By MYRNA M. VELASCO
With high anticipation that the Philippines will eventually have a reboot of its gas industry into a market catered to by imported liquefied natural gas (LNG), the Department of Energy (DOE) is also stepping up on its learning process when it comes to policies and regulation frameworks of the changing landscape of global gas markets.
The Oil Industry Management Bureau (OIMB) of the DOE, which will oversee the downstream gas sector, had just recently discussed, learned and exchange views with peers from the US State Department’s Bureau of Energy Resources, as well as with industry-collaborators in the Asian region – including gas facility-operators and energy regulators from Bangladesh, Pakistan, Sri Lanka and Vietnam.

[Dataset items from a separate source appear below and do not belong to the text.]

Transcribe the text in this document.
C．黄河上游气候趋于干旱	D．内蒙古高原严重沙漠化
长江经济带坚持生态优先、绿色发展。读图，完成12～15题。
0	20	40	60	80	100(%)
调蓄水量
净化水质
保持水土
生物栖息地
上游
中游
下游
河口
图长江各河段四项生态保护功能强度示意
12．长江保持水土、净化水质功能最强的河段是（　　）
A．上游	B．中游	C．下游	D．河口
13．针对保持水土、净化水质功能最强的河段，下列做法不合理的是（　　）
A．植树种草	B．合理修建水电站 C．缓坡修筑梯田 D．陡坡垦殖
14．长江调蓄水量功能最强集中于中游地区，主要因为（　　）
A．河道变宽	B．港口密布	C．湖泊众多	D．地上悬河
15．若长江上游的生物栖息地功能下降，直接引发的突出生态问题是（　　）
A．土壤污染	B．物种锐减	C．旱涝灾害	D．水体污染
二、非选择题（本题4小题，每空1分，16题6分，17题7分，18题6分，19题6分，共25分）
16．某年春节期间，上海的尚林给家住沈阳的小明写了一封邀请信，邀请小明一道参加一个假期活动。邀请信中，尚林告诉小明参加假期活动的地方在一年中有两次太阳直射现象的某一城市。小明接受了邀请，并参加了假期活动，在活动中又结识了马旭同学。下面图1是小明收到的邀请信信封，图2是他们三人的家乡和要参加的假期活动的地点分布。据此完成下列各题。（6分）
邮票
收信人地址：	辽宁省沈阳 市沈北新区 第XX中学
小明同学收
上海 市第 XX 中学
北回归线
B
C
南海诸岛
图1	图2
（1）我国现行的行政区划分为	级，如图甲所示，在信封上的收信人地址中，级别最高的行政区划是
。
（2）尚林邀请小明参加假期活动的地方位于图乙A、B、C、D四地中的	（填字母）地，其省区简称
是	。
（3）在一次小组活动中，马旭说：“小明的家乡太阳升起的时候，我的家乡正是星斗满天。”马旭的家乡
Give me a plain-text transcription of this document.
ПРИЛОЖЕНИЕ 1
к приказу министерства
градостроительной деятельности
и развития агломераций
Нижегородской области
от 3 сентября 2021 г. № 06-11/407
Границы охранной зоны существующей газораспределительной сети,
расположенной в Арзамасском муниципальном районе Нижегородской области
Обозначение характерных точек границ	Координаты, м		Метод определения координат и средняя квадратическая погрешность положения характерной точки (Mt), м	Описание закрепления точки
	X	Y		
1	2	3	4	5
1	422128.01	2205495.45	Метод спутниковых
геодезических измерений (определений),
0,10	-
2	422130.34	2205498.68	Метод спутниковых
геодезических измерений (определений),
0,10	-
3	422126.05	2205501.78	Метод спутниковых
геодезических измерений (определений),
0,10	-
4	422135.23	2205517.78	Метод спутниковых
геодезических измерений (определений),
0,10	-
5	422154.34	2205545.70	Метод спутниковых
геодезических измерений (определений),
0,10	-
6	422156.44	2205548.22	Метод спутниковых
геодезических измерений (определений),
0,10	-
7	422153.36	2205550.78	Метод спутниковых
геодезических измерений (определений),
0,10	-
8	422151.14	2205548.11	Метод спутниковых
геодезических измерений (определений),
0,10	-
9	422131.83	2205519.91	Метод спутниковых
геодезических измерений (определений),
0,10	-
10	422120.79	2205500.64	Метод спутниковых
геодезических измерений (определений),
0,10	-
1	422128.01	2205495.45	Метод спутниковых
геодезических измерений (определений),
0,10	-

As the country is still taking “baby steps” on its LNG infrastructure goals, Energy Secretary Alfonso G. Cusi noted that the learning opportunities it has been gaining from colleagues will set “a strong foundation of knowledge on the LNG Industry.”
In the end, the energy chief emphasized that such dialogues and knowledge exchange with co-players in the gas sector will be “central to our goal of transforming our country into a regional LNG hub.”

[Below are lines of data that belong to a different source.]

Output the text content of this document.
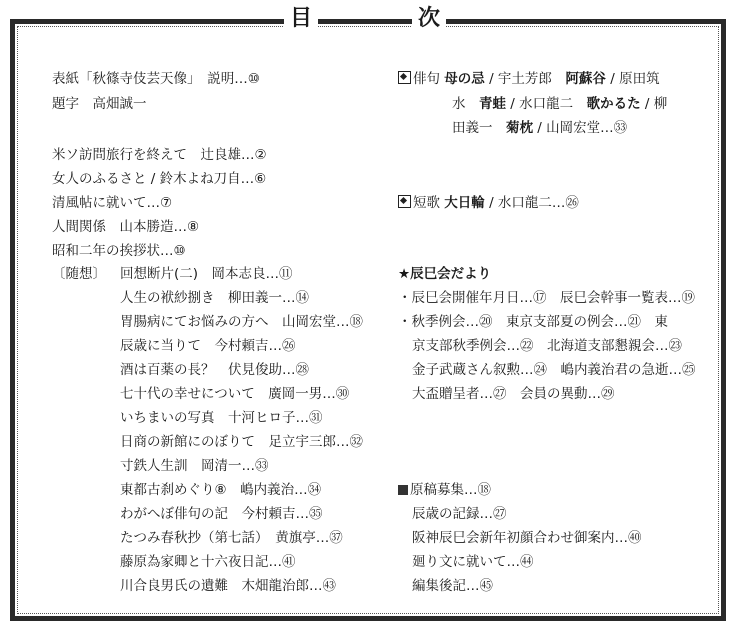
目	次
表紙「秋篠寺伎芸天像」　説明…⑩
題字　高畑誠一
米ソ訪問旅行を終えて　辻良雄…②
女人のふるさと / 鈴木よね刀自…⑥
清風帖に就いて…⑦
人間関係　山本勝造…⑧
昭和二年の挨拶状…⑩
〔随想〕 回想断片(二)　岡本志良…⑪
人生の袱紗捌き　柳田義一…⑭
胃腸病にてお悩みの方へ　山岡宏堂…⑱
辰歳に当りて　今村頼吉…㉖
酒は百薬の長？　伏見俊助…㉘
七十代の幸せについて　廣岡一男…㉚
いちまいの写真　十河ヒロ子…㉛
日商の新館にのぼりて　足立宇三郎…㉜
寸鉄人生訓　岡清一…㉝
東都古刹めぐり⑧　嶋内義治…㉞
わがへぼ俳句の記　今村頼吉…㉟
たつみ春秋抄（第七話）　黄旗亭…㊲
藤原為家卿と十六夜日記…㊶
川合良男氏の遺難　木畑龍治郎…㊸
俳句 母の忌 / 宇土芳郎　阿蘇谷 / 原田筑
水　青蛙 / 水口龍二　歌かるた / 柳
田義一　菊枕 / 山岡宏堂…㉝
短歌 大日輪 / 水口龍二…㉖
★辰巳会だより
・辰巳会開催年月日…⑰　辰巳会幹事一覧表…⑲
・秋季例会…⑳　東京支部夏の例会…㉑　東
京支部秋季例会…㉒　北海道支部懇親会…㉓
金子武蔵さん叙勲…㉔　嶋内義治君の急逝…㉕
大盃贈呈者…㉗　会員の異動…㉙
原稿募集…⑱
辰歳の記録…㉗
阪神辰巳会新年初顔合わせ御案内…㊵
廻り文に就いて…㊹
編集後記…㊺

Cusi has grand ambition of re-positioning the Philippines as LNG hub despite the fact that the starting points of development for the proposed LNG installations in the country have been confronting some bumps and hurdles.
But with the policy learning toolbox it has been clinching from LNG players in other energy markets of the world, Energy Assistant Secretary Leonido Pulido III indicated that the Philippines “will be able to hurdle the challenges of developing an LNG industry.”
In the recently concluded LNG Regulation forum convened through the Asia Enhancing Development and Growth through Energy (ASIA-EDGE) platform, speakers from various gas markets shared best practices as well as lessons learned in the course of their LNG infrastructure developments.
Various American government agencies, such as the US Maritime Administration, US Coast Guard and the US Department of Commerce, shared their knowledge “on the operations of floating storage and regasification units, offshore and near-shore LNG facilities and permits; dealing with maritime traffic on LNG cargoes as well as the requisite industry standards for LNG ports and maritime activities.